The other night I attended the Nickelback concert at the Honda Center in Anaheim.  While at the after party, I ran into an entertainment professional, Sean-E Demott, who is the Head of Content for Guvera, has headed up A&R for Republic Records, manages and consults and advises for loudbytes (http://www.loudbytes.com).  He just recently spoke at a symposium on the evolution of media in the digital world (http://www.bmi.com/panel).

Interviewed by Kaylene Peoples (boldface)
Responses by Sean-E Demott

Sean-E, could you share with our readers the direction the music industry is headed?
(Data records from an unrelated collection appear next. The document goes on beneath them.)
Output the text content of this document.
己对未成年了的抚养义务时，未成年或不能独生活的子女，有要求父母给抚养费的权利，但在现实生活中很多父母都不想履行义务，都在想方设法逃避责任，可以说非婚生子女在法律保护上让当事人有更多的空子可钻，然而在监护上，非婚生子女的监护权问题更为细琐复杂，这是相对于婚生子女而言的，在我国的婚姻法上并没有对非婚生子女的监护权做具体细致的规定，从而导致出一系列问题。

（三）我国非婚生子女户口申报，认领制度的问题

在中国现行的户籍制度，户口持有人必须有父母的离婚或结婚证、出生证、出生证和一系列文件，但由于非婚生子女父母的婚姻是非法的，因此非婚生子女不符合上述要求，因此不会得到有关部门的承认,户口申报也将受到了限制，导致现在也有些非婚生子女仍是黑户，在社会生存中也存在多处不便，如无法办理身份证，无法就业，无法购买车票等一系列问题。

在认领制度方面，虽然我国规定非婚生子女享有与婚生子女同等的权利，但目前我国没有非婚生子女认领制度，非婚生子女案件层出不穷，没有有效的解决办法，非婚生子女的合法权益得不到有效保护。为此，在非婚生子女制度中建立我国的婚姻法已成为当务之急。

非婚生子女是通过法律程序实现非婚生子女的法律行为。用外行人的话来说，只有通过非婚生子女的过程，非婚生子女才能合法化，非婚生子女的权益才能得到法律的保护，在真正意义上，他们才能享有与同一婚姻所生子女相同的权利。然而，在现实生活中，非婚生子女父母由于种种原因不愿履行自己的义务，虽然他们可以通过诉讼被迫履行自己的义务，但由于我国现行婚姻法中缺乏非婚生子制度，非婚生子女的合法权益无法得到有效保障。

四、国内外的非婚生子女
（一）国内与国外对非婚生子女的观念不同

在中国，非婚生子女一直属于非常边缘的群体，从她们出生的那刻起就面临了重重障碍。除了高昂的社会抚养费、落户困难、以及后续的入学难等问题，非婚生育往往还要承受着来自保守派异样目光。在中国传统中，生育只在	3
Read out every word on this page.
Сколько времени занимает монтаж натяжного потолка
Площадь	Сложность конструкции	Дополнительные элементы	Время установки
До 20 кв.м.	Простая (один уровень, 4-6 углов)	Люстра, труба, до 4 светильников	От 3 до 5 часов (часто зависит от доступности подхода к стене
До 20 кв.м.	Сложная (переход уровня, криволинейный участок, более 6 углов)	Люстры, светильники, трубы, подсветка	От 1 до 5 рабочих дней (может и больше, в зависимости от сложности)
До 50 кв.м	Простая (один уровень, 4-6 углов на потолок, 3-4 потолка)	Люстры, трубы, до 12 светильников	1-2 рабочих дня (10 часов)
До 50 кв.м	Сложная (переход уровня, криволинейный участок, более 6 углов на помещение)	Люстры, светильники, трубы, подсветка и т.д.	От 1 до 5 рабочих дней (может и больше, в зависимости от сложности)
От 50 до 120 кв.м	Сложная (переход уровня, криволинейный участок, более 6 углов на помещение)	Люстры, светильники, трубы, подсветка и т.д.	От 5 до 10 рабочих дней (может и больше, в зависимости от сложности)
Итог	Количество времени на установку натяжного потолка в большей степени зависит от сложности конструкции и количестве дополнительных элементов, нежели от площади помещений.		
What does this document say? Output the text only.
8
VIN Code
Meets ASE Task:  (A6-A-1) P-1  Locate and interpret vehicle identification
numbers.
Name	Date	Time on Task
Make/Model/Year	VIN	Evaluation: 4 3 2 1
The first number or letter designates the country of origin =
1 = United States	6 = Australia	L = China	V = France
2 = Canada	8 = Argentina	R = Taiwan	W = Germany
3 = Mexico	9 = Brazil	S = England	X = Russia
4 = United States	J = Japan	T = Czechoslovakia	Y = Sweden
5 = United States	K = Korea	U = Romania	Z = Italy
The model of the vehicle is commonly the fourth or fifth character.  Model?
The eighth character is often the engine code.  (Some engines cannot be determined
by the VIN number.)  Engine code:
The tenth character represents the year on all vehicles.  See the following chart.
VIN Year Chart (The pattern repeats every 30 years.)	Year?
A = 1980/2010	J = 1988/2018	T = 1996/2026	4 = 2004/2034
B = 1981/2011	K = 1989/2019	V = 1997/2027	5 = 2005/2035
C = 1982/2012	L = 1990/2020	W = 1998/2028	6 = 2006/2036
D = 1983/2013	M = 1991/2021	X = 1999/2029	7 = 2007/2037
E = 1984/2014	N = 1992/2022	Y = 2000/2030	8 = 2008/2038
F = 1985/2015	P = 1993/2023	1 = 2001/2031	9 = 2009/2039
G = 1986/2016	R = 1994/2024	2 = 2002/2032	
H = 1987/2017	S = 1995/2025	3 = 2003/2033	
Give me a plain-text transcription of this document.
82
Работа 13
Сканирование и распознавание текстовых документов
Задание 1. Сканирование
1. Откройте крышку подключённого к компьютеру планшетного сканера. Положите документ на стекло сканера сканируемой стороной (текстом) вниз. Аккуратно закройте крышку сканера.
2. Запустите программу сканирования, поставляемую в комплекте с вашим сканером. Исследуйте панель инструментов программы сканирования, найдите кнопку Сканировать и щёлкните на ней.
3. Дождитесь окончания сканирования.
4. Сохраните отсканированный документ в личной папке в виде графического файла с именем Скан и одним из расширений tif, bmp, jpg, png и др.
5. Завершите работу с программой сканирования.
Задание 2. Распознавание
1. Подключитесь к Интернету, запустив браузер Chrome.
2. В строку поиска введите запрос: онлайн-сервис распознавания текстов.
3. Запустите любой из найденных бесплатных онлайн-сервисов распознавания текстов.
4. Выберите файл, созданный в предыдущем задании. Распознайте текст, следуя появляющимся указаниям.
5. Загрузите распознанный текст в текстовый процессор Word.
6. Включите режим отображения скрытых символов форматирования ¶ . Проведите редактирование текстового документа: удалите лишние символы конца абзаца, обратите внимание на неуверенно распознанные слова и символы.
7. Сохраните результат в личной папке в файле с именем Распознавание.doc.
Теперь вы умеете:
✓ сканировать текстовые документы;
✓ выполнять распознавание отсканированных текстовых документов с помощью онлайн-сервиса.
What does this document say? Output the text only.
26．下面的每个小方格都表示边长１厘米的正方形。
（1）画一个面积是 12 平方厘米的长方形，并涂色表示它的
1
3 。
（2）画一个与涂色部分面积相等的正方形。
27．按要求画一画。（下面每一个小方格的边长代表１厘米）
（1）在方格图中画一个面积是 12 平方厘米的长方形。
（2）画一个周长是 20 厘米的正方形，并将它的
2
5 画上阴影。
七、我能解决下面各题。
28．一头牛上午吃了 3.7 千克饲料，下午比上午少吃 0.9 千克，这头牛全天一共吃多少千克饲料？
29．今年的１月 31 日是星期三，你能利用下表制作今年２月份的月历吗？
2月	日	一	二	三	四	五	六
I just spoke on a panel at Digital Hollywood.  My specialty was intellectual property.  Guvera made a blanket deal with Universal, EMI, INgrooves (www.ingrooves.com), and The Orchard (www.theorchard.com).  We have about 4 million songs on our site and about 125,000 users.  You can come to the site and get music for free, but the artist gets paid by companies like McDonald’s, Sprite, Levi’s, etc.  We get money from corporate sponsors, and they open up their own station or channel on the website.  You can come and get the new Lady Gaga song and get Levi’s or Sprite to pay for it, and you the artist get paid the exact same way that you would on iTunes, except that the consumer gets it for free.  Since everyone is getting music on the bit torrent sites, our motto is, “Take it from us for free and we pay,” but the guy who’s really writing the check is the advertisers.